Освежевывать воспоминания недавних дней, выцарапывать из-под кожи старательно запрятанные переживания, восстанавливать по крупицам хронологию утечки нервных клеток.
Сжигать себя на ритуальном очищающем огне, чтобы спалить внутри все слабое, гнилое, податливое, и находить себя потом в горстке пыли на оставшемся пепелище.
Заново поднимать всю историю болезни.

Стыжусь сама перед собой за то, что я есть сейчас.
За втоптанную в дерьмо гордость, за бездарно просранный лимит веры в чудо, за похеренную самовлюбленность, за порабощенный, закабаленный мозг, за на хуй никому не нужный альтруизм и спасение душ утопающих.

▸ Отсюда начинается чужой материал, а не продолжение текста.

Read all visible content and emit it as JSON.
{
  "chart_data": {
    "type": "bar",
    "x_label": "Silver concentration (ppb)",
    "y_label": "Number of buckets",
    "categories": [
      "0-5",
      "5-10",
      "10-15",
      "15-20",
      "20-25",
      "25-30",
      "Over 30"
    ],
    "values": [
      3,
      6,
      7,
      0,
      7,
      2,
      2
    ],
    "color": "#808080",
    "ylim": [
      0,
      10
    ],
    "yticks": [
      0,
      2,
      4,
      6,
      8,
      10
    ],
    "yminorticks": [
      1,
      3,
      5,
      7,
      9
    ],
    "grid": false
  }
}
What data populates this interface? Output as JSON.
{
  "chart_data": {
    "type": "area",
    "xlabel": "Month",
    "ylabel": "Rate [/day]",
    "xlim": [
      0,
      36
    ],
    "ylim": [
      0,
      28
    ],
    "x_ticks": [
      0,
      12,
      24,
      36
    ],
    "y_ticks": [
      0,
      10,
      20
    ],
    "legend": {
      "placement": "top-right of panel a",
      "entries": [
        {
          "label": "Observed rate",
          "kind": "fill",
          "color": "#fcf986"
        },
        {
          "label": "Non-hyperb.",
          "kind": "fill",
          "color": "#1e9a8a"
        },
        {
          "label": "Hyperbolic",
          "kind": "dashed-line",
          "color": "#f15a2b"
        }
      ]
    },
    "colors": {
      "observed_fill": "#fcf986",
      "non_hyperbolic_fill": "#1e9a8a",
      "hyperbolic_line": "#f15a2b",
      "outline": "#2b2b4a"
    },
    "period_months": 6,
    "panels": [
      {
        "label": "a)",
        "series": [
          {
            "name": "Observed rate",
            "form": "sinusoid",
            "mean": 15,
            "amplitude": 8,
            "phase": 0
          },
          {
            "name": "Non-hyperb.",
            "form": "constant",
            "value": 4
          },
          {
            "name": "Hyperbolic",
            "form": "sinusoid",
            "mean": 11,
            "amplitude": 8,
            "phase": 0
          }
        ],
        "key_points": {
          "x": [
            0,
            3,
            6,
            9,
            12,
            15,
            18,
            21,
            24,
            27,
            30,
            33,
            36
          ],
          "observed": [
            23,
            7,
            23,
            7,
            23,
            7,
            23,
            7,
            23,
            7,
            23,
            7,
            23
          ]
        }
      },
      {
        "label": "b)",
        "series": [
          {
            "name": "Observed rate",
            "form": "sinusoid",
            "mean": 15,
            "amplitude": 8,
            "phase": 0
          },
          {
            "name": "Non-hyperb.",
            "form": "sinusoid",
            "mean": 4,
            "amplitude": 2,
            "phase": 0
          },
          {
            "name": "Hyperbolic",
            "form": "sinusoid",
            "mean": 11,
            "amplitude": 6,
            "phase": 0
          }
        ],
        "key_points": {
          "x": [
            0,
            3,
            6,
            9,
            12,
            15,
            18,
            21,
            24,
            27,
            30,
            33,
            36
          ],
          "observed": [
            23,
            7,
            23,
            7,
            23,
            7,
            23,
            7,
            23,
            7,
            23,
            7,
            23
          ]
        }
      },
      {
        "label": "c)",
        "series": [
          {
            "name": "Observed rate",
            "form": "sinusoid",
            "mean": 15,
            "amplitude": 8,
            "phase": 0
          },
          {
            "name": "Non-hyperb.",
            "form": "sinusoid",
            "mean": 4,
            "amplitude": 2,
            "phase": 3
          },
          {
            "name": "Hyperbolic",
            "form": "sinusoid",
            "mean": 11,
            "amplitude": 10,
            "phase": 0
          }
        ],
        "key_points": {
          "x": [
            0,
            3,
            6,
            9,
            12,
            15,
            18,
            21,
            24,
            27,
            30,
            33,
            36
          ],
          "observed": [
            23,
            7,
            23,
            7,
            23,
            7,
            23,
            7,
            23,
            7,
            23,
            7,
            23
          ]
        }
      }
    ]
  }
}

Мать Тереза во мне медленно, но -слава силам- верно, усыхает.
Серое вещество настойчиво пробивается из-под гнета соплей, слез и накопленных обид.
Глаза мутного цвета начинают приобретать хотя бы осмысленное выражение. Когда-то они были блестящими и голубыми. И в них, говорят, светился интеллект. А еще у них был хитрый прищур. И самоуверенная хозяйка. Было-было, бла-бла-бла.

Почти ни о чем не жалею.
Грущу - да. Оплакиваю - точно.
Силюсь все это отпустить, распахнуть прогнившие ставни, проветрить, продуть свежим бодрящим сквозняком. Прополоскать сознание живой водой, в уши залить бальзаммузыку, мысли занять хорошими книгами.
Уговариваю себя, что самый темный час перед рассветом. Что еще вот чуть-чуть, еще немножечко терпения, еще совсем недолго.. И я оклимаюсь, я встану на ножки, отряхну пепел, расправлю опаленные крылышки, закину своих птенчиков на спину, и съебусь из этого ада куда-нибудь подальше.
Как все правильные птички я полечу на юг.
В маленький птичий рай, где живут такие же птички, как я.
Птички-фениксы.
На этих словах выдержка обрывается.